Environmental Protection Agency acting administrator Andrew Wheeler toured a solar power plant on Wednesday, calling the plant an example of the positive impacts of the agency’s flagship clean-up program under Trump.
Wheeler toured the New Bedford solar plant as part of a visit to EPA’s Region 1 headquarters in Massachusetts to mark the anniversary of a 2017 task force report that began the process of removing contaminated industrial areas from the list of Superfund sites.
Scott Pruitt, the former EPA chief who resigned July 5 because of numerous scandals, had made the Superfund program a priority under the Trump administration. But he did not typically take pains to discuss the benefits of any EPA program on renewable energy development. One exception was his visit to a hydropower dam with a Federal Energy Regulatory Commission official earlier in the year.
EPA said in a readout of Wheeler’s trip that the solar array is “another example of the impact the Superfund program can have.” The Sullivan’s Ledge Solar Array was built on a landfill.
Pruitt tended to emphasize fossil fuels, declaring often that the “war on coal” under the Obama administration was over, and that the EPA was pursuing efforts to reverse climate rules that favored renewable energy over fossil fuels.
In contrast, the EPA tweeted out pictures of Wheeler standing in front of the large solar power plant with Region 1 officials and others.
Wheeler was in Massachusetts to mark the one-year anniversary of the release of the Superfund Task Force Report, which was issued under Pruitt’s watch.
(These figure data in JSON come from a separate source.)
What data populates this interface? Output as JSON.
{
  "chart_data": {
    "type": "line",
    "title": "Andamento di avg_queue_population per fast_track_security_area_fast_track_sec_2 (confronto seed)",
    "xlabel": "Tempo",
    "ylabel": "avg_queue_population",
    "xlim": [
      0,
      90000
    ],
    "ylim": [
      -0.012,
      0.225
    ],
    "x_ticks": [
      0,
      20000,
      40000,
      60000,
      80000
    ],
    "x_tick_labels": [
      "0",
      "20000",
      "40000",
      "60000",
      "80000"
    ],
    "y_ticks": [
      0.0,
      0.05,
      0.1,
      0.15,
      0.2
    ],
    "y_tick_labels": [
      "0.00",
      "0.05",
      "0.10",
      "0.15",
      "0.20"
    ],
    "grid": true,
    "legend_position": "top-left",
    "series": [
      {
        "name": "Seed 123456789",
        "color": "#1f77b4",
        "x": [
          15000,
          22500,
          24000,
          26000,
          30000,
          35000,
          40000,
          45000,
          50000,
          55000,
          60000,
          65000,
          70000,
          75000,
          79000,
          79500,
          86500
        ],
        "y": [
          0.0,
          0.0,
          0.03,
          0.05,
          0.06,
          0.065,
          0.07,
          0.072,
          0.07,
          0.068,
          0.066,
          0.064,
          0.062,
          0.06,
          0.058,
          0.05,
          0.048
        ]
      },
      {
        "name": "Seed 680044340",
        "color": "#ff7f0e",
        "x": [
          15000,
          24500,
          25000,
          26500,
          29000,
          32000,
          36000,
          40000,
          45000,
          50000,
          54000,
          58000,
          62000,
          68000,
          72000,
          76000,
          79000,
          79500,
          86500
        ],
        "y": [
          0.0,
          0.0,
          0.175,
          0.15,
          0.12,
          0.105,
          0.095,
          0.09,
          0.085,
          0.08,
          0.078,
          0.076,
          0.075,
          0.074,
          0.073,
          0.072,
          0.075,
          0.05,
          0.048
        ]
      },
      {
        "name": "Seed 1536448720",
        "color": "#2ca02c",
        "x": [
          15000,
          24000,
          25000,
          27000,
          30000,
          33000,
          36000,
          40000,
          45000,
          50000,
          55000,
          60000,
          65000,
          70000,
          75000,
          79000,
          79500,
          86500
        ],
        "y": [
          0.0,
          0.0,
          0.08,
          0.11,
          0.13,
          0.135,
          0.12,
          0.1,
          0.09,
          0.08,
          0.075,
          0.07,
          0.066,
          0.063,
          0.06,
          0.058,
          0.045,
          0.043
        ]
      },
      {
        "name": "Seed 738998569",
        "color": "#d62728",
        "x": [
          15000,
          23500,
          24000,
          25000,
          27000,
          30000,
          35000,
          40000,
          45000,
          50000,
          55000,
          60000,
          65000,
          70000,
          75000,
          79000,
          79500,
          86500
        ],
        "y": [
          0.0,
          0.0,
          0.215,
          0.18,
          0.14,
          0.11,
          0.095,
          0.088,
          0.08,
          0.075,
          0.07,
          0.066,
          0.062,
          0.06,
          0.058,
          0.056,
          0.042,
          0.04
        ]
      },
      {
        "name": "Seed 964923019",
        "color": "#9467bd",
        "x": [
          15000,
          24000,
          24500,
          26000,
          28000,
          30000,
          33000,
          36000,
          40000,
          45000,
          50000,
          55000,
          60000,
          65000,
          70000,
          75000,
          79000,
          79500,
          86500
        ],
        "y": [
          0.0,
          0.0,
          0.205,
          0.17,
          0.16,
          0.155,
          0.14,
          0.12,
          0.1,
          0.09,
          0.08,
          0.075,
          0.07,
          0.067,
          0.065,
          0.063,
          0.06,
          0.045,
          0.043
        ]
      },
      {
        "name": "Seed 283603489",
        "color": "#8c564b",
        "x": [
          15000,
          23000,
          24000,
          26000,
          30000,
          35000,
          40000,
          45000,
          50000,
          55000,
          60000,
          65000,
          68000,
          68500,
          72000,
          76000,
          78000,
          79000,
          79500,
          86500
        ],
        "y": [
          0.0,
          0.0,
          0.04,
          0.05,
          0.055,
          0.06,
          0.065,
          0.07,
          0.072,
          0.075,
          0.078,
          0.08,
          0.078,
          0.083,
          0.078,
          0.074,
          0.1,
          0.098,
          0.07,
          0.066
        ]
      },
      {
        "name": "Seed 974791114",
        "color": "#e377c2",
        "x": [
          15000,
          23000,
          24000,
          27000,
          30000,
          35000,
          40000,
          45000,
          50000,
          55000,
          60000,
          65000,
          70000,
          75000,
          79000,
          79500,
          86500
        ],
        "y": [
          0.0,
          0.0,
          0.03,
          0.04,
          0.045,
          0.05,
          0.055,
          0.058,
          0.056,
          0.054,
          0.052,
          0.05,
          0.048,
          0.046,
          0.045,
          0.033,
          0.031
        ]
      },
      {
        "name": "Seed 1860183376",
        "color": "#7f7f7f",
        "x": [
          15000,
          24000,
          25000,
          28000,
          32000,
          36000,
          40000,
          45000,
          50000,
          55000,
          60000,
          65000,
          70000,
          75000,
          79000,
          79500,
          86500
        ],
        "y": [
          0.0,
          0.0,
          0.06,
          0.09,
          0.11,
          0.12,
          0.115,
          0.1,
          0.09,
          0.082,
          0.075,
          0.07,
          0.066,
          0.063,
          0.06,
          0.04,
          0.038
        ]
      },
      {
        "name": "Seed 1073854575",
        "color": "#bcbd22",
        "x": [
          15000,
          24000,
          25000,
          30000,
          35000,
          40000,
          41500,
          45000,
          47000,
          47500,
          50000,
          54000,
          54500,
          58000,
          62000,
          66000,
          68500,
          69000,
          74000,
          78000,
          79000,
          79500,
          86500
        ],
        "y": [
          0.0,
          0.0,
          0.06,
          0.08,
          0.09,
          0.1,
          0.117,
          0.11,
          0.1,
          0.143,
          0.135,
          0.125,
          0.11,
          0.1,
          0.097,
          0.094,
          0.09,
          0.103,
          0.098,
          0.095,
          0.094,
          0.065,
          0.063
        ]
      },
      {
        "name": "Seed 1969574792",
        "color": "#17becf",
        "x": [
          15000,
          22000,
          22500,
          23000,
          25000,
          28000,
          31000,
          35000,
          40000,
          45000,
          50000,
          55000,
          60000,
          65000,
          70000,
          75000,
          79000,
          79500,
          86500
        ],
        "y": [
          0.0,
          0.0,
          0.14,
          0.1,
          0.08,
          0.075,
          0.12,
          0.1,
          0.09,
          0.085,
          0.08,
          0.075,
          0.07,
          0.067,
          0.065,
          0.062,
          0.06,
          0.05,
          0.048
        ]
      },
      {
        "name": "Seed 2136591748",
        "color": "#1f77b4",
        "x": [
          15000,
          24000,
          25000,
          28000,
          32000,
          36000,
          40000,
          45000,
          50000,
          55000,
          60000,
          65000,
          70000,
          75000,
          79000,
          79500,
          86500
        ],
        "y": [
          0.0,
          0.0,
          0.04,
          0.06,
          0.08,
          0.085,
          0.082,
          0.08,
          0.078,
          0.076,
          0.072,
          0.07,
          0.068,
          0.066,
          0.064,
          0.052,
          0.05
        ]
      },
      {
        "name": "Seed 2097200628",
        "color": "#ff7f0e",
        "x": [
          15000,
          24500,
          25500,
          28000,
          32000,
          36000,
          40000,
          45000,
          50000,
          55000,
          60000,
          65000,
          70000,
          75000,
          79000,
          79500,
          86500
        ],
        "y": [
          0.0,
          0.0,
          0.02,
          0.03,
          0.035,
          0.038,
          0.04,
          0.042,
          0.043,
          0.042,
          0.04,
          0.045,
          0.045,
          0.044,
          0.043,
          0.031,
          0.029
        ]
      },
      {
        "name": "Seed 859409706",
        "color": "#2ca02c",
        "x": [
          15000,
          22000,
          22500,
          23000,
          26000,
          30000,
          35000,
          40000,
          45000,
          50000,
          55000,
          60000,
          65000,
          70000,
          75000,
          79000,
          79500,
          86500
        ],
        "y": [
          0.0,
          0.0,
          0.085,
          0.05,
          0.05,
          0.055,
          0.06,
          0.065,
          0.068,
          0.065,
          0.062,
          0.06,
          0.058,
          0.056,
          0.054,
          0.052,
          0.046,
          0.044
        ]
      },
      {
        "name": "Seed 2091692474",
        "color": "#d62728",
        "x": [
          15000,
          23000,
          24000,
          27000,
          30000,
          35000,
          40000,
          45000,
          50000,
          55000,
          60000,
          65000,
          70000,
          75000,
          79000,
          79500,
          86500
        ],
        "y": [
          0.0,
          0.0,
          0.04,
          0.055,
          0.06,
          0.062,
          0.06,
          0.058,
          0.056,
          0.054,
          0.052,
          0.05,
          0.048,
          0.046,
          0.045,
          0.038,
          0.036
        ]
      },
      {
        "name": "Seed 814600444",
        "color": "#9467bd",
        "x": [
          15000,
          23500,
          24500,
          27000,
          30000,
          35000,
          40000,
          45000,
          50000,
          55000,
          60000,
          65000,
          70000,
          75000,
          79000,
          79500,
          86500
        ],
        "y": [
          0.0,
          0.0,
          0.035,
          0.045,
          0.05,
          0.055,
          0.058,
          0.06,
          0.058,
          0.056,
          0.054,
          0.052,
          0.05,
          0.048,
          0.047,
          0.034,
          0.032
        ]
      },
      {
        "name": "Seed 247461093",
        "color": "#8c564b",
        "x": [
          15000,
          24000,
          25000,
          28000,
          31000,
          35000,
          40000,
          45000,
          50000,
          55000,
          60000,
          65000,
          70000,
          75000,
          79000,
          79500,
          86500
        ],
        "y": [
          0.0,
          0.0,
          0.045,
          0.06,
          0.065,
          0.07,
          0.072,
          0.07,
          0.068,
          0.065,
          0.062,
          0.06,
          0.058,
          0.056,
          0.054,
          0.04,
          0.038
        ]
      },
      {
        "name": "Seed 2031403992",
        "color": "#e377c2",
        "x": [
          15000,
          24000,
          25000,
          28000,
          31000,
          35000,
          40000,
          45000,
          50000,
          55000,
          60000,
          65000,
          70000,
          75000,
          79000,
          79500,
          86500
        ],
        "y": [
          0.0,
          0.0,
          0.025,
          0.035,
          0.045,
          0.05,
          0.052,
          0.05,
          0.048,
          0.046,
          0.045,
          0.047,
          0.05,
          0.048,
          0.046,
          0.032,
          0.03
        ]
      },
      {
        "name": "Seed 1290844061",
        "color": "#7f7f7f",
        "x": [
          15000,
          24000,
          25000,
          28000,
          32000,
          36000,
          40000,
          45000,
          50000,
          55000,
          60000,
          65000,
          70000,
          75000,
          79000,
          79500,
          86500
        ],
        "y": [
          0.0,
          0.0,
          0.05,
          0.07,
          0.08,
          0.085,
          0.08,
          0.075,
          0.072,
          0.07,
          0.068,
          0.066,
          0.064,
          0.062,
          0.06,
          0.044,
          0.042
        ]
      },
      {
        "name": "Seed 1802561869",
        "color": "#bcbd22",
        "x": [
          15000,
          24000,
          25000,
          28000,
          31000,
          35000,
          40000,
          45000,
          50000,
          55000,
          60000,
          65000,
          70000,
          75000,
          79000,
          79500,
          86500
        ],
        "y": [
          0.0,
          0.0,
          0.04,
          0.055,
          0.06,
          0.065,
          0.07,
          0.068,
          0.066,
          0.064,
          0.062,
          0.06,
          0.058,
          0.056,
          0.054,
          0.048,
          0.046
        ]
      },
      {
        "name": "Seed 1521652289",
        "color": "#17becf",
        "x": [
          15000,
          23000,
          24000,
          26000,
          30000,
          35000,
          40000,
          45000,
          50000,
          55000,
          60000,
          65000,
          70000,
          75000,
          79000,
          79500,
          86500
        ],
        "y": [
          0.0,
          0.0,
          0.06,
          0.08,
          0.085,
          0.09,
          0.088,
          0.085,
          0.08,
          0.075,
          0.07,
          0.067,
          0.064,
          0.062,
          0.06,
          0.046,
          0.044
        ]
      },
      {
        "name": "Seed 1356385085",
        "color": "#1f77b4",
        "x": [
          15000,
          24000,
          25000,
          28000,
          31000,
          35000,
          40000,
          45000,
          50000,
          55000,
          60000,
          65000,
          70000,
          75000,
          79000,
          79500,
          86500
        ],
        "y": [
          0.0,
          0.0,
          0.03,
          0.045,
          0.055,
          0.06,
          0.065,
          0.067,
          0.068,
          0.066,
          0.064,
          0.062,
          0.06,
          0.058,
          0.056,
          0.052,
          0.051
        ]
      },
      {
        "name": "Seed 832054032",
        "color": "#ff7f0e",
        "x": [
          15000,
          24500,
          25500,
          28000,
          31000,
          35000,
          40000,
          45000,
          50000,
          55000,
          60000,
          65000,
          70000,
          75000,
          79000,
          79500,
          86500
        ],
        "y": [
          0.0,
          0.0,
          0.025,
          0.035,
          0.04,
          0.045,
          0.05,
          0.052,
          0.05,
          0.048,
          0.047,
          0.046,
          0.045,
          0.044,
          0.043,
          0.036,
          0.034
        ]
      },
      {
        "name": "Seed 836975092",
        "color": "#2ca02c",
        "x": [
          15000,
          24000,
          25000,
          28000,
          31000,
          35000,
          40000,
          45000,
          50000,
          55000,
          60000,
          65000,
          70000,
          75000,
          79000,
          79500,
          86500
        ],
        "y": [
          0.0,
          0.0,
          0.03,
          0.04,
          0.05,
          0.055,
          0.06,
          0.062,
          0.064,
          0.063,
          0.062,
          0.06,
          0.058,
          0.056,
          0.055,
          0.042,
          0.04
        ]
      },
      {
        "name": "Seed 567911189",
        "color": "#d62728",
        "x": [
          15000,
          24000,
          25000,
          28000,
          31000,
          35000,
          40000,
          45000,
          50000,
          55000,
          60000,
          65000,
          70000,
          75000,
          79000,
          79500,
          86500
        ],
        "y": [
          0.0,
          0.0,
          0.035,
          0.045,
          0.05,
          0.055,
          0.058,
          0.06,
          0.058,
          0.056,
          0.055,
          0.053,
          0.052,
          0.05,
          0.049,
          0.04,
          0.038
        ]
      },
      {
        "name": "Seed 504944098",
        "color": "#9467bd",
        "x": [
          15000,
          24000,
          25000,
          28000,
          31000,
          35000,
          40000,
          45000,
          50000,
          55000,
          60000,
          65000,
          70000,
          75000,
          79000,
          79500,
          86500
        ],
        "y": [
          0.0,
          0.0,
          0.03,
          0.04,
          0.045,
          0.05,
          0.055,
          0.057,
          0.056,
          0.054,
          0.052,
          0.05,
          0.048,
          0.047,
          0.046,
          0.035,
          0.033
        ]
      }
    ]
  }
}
Pruitt used the report in an effort to move former industrial sites off the Superfund list of cleanup sites, to those that have been restored and made available for other uses.
“EPA can proudly say that we have made tremendous progress moving sites toward deletion and expediting the cleanup and redevelopment of sites for the benefit of the surrounding communities,” Wheeler said in a statement.
He also discussed the progress being made at one of the largest cleanup sites in the nation, the New Bedford Harbor Superfund Site, which had been left with an estuary polluted by high levels of polychlorinated biphenyls, a toxic chemical that EPA banned in the 1970s, and heavy metals.
“The New Bedford Harbor Superfund Site is a great example of EPA working with state and local partners to accelerate cleanup and redevelopment simultaneously — a model for other sites around the nation,” Wheeler said.
Dredging efforts with the Army Corps of Engineers continues to remove the hazardous chemicals from the estuary’s sediment.